Сильнее обстоятельств - Джордан Пенни. Страница 22
– Не плачь, не плачь! – шептал он. – Ты в безопасности, ты со мной, Анна… Все хорошо….
Ничего хорошего нет, она знала, но тело предает ее, а поцелуи Ворда становятся все более страстными и настойчивыми… Она может отказать ему и, наверно, достигнет в этом успеха, но она не в состоянии отказать самой себе, она хочет его… и так любит его; сердце ноет от боли, от борьбы с собой…
– Тебя лихорадит? – испуганно спросил Ворд. – Тебе холодно? Как ты себя чувствуешь, Анна?
Да не лихорадит ее, она просто дрожит, и причина ее дрожи вовсе не холод – она давно согрелась, – а интимное, нежданное… Это дрожь от прикосновений его рук, его сильного тела – он изо всех сил пытается отдать ей свое тепло. Ничего не поделаешь, мужчины ведут себя совсем иначе, чем женщины. Ведь он не любит ее, она даже ему не нравится… Он-то не терял память, и тем не менее он здесь, сжимает ее в объятиях, обращается с ней так, как будто…

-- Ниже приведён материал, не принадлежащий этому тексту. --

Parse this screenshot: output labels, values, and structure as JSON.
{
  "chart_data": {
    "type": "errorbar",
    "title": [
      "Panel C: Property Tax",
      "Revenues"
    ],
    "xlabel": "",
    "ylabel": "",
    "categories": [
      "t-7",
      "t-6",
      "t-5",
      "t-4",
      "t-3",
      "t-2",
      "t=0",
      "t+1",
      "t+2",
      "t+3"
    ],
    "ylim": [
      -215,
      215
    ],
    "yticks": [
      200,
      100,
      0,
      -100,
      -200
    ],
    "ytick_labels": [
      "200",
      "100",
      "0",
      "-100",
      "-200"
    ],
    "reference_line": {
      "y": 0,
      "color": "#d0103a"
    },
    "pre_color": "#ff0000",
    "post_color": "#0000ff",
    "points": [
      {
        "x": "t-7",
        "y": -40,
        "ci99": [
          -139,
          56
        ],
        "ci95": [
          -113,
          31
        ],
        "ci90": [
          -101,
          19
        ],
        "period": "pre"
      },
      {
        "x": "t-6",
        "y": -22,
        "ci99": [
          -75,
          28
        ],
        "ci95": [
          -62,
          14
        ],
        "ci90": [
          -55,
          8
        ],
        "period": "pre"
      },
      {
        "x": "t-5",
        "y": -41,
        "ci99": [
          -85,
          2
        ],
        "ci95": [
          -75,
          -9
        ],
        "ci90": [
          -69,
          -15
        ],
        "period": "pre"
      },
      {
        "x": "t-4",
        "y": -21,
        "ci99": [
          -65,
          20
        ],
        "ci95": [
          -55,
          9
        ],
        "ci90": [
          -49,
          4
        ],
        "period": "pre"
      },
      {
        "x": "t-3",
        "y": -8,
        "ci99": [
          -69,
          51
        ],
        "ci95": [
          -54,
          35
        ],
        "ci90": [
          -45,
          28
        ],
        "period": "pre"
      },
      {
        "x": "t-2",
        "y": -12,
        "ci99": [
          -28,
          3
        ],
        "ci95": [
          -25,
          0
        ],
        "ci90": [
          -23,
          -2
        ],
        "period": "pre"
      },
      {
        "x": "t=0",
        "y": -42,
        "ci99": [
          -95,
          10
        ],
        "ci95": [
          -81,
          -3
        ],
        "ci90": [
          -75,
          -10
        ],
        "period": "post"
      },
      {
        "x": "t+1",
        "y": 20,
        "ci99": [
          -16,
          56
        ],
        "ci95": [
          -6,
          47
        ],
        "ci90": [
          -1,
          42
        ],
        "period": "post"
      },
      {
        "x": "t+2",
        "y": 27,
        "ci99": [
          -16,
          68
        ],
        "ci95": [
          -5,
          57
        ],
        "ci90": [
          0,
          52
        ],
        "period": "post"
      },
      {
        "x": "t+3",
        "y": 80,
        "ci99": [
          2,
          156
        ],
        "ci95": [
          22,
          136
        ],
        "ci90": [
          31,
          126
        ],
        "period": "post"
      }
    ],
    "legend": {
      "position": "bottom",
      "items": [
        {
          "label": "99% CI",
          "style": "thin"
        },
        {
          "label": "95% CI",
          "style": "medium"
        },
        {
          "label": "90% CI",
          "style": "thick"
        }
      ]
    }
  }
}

Гордость удерживает ее от признания – память вернулась к ней, она все знает. Гордость и понимание: если она признается, это будет сопровождаться слезами, обидой, болью – он поступил с ней жестоко, бессердечно. Не сравнить ее предполагаемое преступление с тем, что сделал Ворд – взял на себя смелость, не разобравшись, судить ее.
– Анна, Анна! – горячо шептал он.
Возможно, если она сейчас закроет глаза и будет лежать спокойно, он отодвинется и наконец оставит ее одну. Бесполезно говорить ему и себе, что не хочет его, – он не поверит, как и она не верит своему внутреннему голосу. А если он о чем-то спросит, что ответить?..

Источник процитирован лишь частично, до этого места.